Over the last few columns, I noted that the great majority of mutual fund managers, hedge fund managers and amateur investors underperform the S&P 500.
That is why millions of investors have their money in index funds.
(As the old saying goes, if you can’t beat ’em, join ’em.)
Yet the long-term outperformance of money managers like Warren Buffett, John Templeton, Peter Lynch and others shows that it is possible to beat the market by a substantial margin and over long periods of time.
And the benefits are significant.
If you invested $10,000 in the S&P 500 when Warren Buffett took the helm of Berkshire Hathaway in 1964 – and reinvested all your dividends – you would have approximately $2.6 million today.
But if you had invested the same amount in Berkshire Hathaway over the period, you’d have $376 million today.
That’s quite a difference.
What is it that allowed these men and their shareholders to create so much wealth while professional and amateur investors struggled?
I’ve studied these money managers’ investment techniques for nearly 40 years.
And I can boil it down to three primary factors: knowledge, optimism and patience.
The first – knowledge – is attainable for all of us. But it needs to be the right kind of knowledge.
Unfortunately, many Americans are too busy working, raising their families and enjoying their free time to study the major trend lines.
So here’s a pop quiz to see where you stand. Are the following statements a) all true or b) all false?
- Over the past 10 years, carbon emissions in the U.S. have increased.
- Over the last 15 years, military spending as a percentage of the budget has increased.
- Over the past 20 years, air and water pollution in the U.S. has increased.
- Over the past 30 years, violent crime in the U.S. has increased.
- Over the last 40 years, global economic inequality has increased.
Most readers probably answered that they’re all true.
But, while you wouldn’t know it from listening to the mainstream media, they’re all false.
Only No. 1 was remotely tricky. (Carbon emissions have increased globally but decreased nationally.)
This is the problem with following the headlines rather than the trend lines.

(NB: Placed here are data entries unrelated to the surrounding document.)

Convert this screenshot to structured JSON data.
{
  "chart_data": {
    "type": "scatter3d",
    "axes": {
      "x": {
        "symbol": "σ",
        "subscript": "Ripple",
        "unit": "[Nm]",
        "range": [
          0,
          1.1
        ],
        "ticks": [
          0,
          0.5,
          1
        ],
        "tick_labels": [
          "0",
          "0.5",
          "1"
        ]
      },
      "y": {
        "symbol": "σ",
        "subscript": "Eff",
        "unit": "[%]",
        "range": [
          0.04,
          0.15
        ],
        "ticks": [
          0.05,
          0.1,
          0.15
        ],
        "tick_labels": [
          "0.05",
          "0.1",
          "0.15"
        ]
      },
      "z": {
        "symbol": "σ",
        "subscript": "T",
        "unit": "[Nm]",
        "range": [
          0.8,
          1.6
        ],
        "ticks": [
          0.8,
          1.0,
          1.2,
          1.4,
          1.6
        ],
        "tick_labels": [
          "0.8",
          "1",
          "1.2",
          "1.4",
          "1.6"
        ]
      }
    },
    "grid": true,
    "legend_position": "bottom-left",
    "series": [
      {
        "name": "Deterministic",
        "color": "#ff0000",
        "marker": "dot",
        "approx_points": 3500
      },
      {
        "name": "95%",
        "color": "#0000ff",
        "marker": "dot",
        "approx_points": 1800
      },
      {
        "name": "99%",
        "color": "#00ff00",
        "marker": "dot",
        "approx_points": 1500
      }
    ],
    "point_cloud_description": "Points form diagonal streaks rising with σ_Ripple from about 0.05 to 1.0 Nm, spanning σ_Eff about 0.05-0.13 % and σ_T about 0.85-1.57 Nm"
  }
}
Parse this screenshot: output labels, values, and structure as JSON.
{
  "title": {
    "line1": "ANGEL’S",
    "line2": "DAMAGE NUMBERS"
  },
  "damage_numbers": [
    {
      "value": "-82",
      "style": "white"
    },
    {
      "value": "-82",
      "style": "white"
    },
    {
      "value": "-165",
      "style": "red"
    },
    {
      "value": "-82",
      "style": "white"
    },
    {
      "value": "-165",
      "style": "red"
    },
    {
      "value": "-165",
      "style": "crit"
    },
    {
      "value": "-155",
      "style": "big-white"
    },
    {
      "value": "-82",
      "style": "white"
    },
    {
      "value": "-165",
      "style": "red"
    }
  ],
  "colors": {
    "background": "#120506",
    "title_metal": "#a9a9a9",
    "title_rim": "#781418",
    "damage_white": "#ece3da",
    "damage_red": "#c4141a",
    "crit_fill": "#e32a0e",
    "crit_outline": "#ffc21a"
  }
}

The media obsesses over bad news and sensational developments while paying little attention to slower developments that shape our world – or conflict with a predetermined narrative.
Context and balance are often missing. Meanwhile, positive developments are underreported.
For example, U.S. incomes and household net worth are near record levels.
Standards of living have never been higher. Educational attainment has never been greater. Human life spans have never been longer.
Deirdre McCloskey is an economic historian and author of 17 books and more than 400 scholarly articles.
She insists that humanity is going through what she calls the “Great Enrichment,” a period of exponential wealth creation that started more than 200 years ago and is still accelerating today.
Look at the quality of your transportation, the speed of your communications, the laborsaving devices that surround you, the little luxuries that permeate your life, and the huge variety of goods and services available at the click of a button.
(To put things in perspective, an annual income of less than $40,000 puts you in the top 1% of all income earners worldwide.)
Even the poor in the U.S. are rich by historical standards.
Most Americans living under the poverty line today live in larger accommodations than the average European.
Historically, being poor meant having to struggle to get enough calories to survive.
Today we have the opposite problem. Obesity is creating a healthcare crisis among the poor.
The average person living below the poverty line in the U.S. today also has a telephone, a TV set, indoor plumbing, central heat and an automobile.
A hundred and fifty years ago, the richest robber barons could not have dreamed of such wealth.
When you understand these things, it creates a different perspective.
As Warren Buffett has said in the past…
American GDP per capita… in real terms – is a staggering six times the amount in 1930, the year I was born, a leap far beyond the wildest dreams of my parents or their contemporaries. U.S. citizens are not intrinsically more intelligent today, nor do they work harder than did Americans in 1930. Rather, they work far more efficiently and thereby produce far more. This all-powerful trend is certain to continue: America’s economic magic remains alive and well… The babies being born in America today are the luckiest crop in history.
This knowledge – readily available yet seldom recognized – leads to a rational optimism about the outlook for American business, national prosperity and U.S. stock prices.
This optimism, in turn, fortifies investors with the patience to get through difficult periods like we’ve experienced over the last year.
(Some folks are naturally more patient than others. But when it comes to investing, it is a virtue that can be cultivated.)
The bottom line? We in the West today are living longer, healthier, safer, richer, freer lives than any people in the history of the planet.
Once you understand this, it’s a lot easier to have optimism and patience.